Les illustrations sont à la fois expressives et allant à l’essentiel.  Qu’on soit dans le joyeux désordre de la chambre, dans la cuisine bien rangée (ou pourtant, mystère, trône un hibou…), ou dans la forêt, le visage des enfants en dit long sur leurs émotions… Tout se joue en deux couleurs, le vert et le rouge, sur des fonds tantôt très blancs, tantôt très noir : noir du mystère, de l’inconnu, de la forêt au milieu duquel se détache dramatiquement le blanc des enfants, du ciel. Beau contraste et belles oppositions entre des couleurs qui , elles aussi, disent la complémentarité des genres.

Un album tout en nuances, pour évoquer avec douceur et à hauteur d’enfants qui jouent, se promènent, la question du genre, et pour montrer comment il est possible de se respecter et de partager ensemble des moments de plaisir et de joie, dans l’harmonie.

 

Un  jour, grand-père a volé

Un  jour, grand-père a volé
Patricia MacLachlan – Chris Sheban
D’eux 2025

Le pygargue et les enfants

Par Michel Driol

Ils sont trois enfants, l’ainé Aidan, la cadette narratrice Emma et le petit frère Milo, et un grand-père passionné d’oiseaux qui leur a transmis cette passion. Lorsque le grand père perd la vue, il reconnait encore leur chant, et les identifie grâce à la description qu’en fait Leah, son infirmière. Le jour de son décès, Milo le reconnait dans le pygargue qui vole autour de la maison, un oiseau que le grand-père admirait.

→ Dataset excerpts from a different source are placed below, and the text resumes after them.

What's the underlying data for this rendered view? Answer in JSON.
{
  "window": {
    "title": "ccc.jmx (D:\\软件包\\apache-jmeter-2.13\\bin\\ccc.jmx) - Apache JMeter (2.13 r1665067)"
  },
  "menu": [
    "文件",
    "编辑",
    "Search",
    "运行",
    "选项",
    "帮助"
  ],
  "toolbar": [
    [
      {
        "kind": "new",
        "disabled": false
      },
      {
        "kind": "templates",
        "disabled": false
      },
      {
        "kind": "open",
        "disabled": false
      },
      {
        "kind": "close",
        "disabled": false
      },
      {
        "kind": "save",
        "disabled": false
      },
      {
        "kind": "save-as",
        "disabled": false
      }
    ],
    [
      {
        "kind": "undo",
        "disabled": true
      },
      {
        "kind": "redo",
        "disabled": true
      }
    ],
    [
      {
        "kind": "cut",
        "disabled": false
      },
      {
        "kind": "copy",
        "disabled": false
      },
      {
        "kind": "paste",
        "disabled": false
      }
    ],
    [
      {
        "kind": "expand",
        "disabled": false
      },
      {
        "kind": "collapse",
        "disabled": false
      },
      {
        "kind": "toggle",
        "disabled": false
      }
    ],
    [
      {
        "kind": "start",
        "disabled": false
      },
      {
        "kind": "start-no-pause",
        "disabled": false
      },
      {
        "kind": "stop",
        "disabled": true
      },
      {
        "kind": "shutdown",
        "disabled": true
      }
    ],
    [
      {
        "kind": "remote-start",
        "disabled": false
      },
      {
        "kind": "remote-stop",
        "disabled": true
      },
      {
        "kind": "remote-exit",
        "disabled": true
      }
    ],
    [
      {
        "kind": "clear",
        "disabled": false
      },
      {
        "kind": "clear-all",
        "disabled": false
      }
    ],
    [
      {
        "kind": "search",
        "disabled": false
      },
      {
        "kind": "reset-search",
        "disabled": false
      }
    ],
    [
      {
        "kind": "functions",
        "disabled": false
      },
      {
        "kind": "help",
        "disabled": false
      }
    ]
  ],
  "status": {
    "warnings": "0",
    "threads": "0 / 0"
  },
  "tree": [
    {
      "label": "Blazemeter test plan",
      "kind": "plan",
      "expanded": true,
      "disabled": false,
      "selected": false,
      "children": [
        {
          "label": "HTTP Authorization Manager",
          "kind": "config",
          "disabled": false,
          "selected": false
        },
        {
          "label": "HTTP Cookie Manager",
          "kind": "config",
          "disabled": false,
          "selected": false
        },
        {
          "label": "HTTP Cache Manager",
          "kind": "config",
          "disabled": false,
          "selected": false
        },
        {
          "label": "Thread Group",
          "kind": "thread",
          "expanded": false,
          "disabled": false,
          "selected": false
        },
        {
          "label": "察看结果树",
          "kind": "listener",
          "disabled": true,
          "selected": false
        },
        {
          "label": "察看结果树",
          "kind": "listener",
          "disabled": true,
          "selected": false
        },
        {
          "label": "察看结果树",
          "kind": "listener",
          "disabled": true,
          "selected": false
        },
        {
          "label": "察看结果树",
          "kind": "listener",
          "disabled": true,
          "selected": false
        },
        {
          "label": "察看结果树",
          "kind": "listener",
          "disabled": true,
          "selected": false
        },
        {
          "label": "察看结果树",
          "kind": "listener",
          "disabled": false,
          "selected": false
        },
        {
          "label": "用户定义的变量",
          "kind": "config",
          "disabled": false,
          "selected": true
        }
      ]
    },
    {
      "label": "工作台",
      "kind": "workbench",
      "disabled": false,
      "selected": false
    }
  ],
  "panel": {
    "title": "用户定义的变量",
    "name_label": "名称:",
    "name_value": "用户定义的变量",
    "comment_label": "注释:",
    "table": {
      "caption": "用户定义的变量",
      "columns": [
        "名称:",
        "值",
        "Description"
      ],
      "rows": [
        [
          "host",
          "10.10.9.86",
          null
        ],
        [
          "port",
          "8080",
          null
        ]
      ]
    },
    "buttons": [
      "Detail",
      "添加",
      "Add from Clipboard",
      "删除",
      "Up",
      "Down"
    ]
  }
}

Voilà un album touchant qui aborde la question de la transmission et du deuil, à travers les yeux d’une fratrie. Transmission d’une passion au-delà des générations, entre un grand-père et ses petits-enfants, transmission de connaissances, comme celle de l’identification des oiseaux, dont les noms précis, exotiques, poétiques sont cités dans l’album. Transmission de savoir-faire, comme lorsqu’il s’agit de sauver une mésange. Transmission réussie débouchant sur un partage d’émotions lorsque Milo identifie et nomme le jaseur des cèdres.  L’une des originalités de l’album vient du point de vue adopté, et d’une certaine mise en retrait de la narratrice. En effet, celle-ci raconte et observe avec sobriété. Elle observe le grand-père, la dégradation de ses facultés. Elle observe son jeune frère, peu bavard, mais sans doute le plus proche du grand-père dans ses attitudes. Ce n’est pas pour rien que c’est lui qui qui assimile le rapace tournoyant dans le ciel au grand-père décédé. C’est enfin, bien sûr, la question de la mort qui est abordée, à deux reprises. Celle de Nana, dont on comprend implicitement qu’il s’agit de la grand-mère, que les enfants n’ont pas connue, et dont le grand père affirme qu’elle voulait être cheval dans une autre vie, abordant alors la question de la réincarnation. Celle du grand-père, ensuite, dont les enfants ne sont pas les témoins direxcts. On notera que dans cet album, qui célèbre les oiseaux et la vie, le mot « mort » n’est jamais écrit. En revanche, le texte attire, pas deux fois, l’attention du lecteur sur le mot incroyable, comme pour préparer le lecteur à l’envol final, lui aussi, « incroyable ».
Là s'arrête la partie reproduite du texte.